Saint Thomas contre les Spartiates

Préambule : ce qui suit est la réécriture d’un article que j’avais posté  il y a cinq ans, sur un blog précédent.

Devant un film, on est comme Saint Thomas, on croit ce qu’on voit. D’instinct on interprète les images comme la représentation d’une réalité objective, et ça marche d’autant mieux quand le film a une apparence “réaliste”.

C’est sûrement pour cela qu’une incohérence ou un faux raccord peuvent nous “sortir du film”, avec plus ou moins de facilité selon l’intensité de notre suspension consentie de l’incrédulité.

Il y aurait toute une discussion à avoir sur le “réalisme” que beaucoup trop de films mettent en avant comme un gage de qualité, mais c’est un autre sujet.

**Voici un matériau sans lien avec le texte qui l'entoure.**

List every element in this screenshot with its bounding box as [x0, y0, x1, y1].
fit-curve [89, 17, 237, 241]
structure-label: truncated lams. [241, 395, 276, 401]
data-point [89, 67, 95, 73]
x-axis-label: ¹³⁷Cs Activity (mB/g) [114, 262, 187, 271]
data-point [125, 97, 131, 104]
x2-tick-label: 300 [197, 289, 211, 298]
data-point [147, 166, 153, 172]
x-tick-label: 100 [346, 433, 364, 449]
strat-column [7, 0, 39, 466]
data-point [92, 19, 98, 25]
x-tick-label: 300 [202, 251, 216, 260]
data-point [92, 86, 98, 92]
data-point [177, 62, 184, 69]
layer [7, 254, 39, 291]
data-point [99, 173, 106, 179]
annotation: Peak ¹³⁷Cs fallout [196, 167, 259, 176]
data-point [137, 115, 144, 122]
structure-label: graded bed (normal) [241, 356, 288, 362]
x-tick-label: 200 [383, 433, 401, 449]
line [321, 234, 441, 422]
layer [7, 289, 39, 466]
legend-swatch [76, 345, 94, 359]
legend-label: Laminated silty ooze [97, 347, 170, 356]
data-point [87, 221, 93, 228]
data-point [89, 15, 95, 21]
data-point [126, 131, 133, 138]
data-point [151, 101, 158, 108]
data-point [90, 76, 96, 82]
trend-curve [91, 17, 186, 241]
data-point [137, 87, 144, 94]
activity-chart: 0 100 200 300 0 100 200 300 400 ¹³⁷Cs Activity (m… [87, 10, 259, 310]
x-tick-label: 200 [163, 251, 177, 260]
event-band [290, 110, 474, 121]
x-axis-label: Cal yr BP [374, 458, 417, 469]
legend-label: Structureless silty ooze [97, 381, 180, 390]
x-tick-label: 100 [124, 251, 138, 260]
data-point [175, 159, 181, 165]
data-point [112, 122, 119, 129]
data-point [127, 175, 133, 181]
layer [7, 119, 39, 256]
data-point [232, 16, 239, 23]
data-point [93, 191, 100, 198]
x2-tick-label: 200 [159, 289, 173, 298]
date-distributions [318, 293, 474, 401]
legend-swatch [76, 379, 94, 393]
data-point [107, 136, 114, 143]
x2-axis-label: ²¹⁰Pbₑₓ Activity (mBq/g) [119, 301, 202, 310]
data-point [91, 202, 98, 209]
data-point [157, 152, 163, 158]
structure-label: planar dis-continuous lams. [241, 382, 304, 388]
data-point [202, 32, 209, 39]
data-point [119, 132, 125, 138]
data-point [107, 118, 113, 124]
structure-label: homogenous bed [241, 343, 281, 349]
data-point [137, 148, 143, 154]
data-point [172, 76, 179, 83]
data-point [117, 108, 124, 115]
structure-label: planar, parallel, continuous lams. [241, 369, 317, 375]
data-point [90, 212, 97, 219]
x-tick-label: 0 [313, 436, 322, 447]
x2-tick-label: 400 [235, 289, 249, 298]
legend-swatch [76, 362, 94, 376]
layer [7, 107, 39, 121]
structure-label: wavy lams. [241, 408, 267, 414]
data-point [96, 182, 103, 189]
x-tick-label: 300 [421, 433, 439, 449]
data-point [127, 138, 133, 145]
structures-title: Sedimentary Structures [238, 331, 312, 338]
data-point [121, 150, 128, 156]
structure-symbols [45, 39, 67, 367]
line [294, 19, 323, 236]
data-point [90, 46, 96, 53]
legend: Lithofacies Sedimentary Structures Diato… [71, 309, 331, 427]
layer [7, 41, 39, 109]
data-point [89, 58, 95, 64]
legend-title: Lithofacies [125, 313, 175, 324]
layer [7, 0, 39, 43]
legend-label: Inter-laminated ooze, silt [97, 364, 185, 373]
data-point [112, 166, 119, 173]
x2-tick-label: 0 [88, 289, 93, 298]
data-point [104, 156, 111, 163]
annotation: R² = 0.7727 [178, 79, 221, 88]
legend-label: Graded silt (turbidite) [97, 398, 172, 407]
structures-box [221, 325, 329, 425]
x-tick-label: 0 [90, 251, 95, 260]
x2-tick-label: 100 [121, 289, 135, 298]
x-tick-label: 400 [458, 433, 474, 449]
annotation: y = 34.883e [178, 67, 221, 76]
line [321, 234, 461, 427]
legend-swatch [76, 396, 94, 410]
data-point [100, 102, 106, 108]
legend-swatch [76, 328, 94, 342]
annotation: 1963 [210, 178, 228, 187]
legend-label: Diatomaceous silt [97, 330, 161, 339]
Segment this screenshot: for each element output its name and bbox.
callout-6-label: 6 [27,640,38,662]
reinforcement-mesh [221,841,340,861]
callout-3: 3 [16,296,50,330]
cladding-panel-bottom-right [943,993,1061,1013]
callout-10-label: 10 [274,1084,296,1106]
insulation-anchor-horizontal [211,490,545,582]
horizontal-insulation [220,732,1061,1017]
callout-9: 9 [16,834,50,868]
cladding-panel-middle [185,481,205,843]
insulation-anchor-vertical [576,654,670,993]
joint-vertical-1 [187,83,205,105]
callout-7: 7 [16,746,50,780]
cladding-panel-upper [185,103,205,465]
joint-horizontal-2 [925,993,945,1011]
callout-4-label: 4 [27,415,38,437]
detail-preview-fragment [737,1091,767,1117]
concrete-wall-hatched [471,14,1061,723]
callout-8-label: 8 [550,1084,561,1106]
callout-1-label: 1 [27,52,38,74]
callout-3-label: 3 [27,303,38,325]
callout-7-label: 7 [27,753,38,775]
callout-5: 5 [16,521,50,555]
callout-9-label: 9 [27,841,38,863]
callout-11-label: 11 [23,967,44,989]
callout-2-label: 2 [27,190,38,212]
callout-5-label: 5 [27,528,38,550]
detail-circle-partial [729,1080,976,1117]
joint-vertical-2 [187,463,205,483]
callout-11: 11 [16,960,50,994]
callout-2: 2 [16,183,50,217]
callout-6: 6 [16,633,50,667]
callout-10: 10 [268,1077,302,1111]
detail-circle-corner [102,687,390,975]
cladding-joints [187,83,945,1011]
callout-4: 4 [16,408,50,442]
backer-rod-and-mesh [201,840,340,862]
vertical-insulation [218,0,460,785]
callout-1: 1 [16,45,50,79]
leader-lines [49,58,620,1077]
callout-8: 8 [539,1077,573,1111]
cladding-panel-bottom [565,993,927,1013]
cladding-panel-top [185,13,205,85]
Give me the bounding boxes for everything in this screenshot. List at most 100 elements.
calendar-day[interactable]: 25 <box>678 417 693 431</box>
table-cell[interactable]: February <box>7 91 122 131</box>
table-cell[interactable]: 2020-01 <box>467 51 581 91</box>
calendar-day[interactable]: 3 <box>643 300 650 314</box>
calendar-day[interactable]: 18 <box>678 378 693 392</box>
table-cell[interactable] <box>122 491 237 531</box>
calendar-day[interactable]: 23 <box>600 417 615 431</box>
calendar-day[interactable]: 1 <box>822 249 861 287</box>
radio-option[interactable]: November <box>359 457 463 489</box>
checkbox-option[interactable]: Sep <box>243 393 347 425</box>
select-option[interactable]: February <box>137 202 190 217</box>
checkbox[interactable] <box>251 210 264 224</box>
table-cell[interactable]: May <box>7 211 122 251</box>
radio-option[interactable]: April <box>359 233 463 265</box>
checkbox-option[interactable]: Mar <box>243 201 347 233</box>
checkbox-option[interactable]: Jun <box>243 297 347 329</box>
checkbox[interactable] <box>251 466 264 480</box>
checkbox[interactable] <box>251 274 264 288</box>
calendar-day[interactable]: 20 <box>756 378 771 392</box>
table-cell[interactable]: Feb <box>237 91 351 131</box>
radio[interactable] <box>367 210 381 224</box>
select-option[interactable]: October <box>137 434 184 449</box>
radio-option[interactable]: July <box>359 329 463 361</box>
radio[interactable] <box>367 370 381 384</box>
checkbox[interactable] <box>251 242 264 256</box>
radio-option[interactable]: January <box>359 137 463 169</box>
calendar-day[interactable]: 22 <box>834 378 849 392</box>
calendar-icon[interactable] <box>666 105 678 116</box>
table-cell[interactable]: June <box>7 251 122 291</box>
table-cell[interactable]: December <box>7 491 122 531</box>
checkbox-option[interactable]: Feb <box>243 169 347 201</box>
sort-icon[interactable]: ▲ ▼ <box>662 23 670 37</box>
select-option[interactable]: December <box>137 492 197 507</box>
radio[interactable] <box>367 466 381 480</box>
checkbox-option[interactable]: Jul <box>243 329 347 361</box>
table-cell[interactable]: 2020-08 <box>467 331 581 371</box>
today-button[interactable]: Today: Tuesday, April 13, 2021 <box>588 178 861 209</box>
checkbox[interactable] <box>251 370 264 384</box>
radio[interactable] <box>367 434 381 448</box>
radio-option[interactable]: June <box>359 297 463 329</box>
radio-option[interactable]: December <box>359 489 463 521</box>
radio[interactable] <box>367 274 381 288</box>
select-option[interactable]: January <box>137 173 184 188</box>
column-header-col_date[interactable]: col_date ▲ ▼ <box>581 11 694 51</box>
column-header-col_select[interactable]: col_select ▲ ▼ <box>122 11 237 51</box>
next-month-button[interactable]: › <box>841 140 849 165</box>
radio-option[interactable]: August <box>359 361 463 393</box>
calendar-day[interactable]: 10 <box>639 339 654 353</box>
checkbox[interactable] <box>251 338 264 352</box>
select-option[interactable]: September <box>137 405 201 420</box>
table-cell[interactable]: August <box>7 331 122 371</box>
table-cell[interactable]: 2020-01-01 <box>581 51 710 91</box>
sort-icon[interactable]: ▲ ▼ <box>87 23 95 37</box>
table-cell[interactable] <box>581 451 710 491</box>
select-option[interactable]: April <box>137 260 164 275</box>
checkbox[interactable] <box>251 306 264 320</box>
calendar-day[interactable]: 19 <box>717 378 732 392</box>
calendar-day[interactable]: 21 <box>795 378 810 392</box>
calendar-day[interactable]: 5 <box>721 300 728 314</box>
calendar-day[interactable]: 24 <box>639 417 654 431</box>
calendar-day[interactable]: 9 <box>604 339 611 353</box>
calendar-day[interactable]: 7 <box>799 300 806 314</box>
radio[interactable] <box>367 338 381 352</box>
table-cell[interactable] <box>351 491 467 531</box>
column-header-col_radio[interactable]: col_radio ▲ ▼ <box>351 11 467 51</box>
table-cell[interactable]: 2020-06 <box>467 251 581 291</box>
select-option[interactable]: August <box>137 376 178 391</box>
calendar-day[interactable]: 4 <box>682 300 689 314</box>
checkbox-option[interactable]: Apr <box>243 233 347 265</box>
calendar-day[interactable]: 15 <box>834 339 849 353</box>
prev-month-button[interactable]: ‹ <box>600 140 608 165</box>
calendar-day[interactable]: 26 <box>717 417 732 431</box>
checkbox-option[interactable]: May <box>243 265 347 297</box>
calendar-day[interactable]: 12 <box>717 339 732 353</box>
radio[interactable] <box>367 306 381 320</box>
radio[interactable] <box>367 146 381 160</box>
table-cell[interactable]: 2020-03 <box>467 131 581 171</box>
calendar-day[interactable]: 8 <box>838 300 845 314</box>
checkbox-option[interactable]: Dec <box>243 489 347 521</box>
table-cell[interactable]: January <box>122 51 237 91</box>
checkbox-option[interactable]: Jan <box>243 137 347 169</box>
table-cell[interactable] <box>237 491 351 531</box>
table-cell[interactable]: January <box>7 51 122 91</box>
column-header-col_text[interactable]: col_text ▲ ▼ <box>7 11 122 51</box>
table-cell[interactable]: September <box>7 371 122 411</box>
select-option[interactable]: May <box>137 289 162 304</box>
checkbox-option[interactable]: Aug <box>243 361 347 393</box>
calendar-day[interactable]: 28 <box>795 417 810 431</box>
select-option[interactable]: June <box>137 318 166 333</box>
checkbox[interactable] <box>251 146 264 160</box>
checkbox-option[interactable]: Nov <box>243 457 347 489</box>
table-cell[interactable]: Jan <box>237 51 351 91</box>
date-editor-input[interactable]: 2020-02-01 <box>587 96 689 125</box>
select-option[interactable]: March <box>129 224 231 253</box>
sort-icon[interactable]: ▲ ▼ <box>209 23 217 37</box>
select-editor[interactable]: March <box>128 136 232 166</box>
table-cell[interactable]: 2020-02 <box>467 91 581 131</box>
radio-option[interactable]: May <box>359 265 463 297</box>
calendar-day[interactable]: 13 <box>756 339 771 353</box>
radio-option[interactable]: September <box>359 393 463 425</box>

J’ai surtout envie de parler de films qui exploitent notre confiance implicite dans les images pour servir leur narration et nous surprendre.

ATTENTION – Ça va spoiler !

Certains films nous balancent sans prévenir des images qui ne représentent pas la réalité intradiégétique objective mais un mensonge, ou une perception déformée de cette réalité.

Si je vous dis Usual Suspects, Fight Club ou Perfect Blue, vous voyez de quoi je veux parler, n’est ce pas ?

Usual Suspects est très représentatif, tellement sa majeure partie n’est que la mise en images d’un mensonge raconté par qui-vous-savez à ses interlocuteurs. À la fin du film, on se sent aussi blousé que les flics, parce qu’on a cru à l’histoire. D’une certaine manière, le personnage ment tellement bien, que même la pellicule y croit. Mais assez simplement, Usual Suspect pousse plus loin que d’habitude les mécanismes d’un film d’arnaque. C’est parce qu’on se croit juste dans un film de gangsters qu’on se laisse aussi bien prendre au piège et manipuler.

Dans Fight Club ou Perfect Blue, ce détournement des images donne corps à la folie ou à la perte de repère d’un personnage. La scène où Mima se réveille en rafale dans Perfect Blue m’avait bien retourné la tête.

Dans le genre on pourrait aussi citer Memento ou le 6ème sens, mais le film dont je voudrais parler est plus inattendu. Il s’agit de 300.

Un peu à la façon de Usual Suspects, 300 met en image une histoire racontée par un de ses personnages, mais attend la fin pour nous révéler qu’il s’agit d’un “récit dans le récit”.

300 ne se déroule pas aux Thermopyles en -480 mais juste avant la bataille de Platées, un an après. Le seul survivant des Thermopyles raconte à ses potes la bataille héroïque des spartiates face à l’armée innombrable de Xerxès, ainsi que la lutte tout aussi héroïque de la reine de Sparte face aux manigances politiques des Perses. Il n’était pas à Sparte à ce moment ? Qu’à cela ne tienne, il a quand même tous les détails, même des trucs intimes… parce qu’il pipote.

Il fait ça pour galvaniser les soldats avant le combat. Dans de telles circonstances, est-ce que le mec va faire un rapport circonstancié et certainement démoralisant de la mort des 300, ou est-ce qu’il va transformer ça en fresque épique pour bien booster l’adrénaline de toute sa bande ? Bien sûr qu’il va en faire des caisses. Il transforme Léonidas en un ptin de super-héros et déshumanise l’ennemi au maximum. C’est de la propagande pure et dure, pas subtile en plus (on parle de Miller et Snyder).

J’apprécie cette grille de lecture. Elle me permet de prendre du recul avec le récit et d’apprécier son aspect mythologique/irréaliste, tout en gardant à l’esprit son côté propagandiste relou qui devient ainsi plus intradiégétique qu’autre chose.

Cependant, dans Usual Suspects le retournement de situation est l’élément essentiel du récit, comme pour le 6ème sens. Dans le cas de 300 je ne suis pas convaincu que Snyder ait pensé le final comme un encouragement à relativiser le propos du film.

Au final, était-ce utile de ressasser ce sujet vieux de cinq ans ? Je pense. Cela a alimenté, au moins un peu, mes réflexions sur la fiction, la mythologie et le cinéma.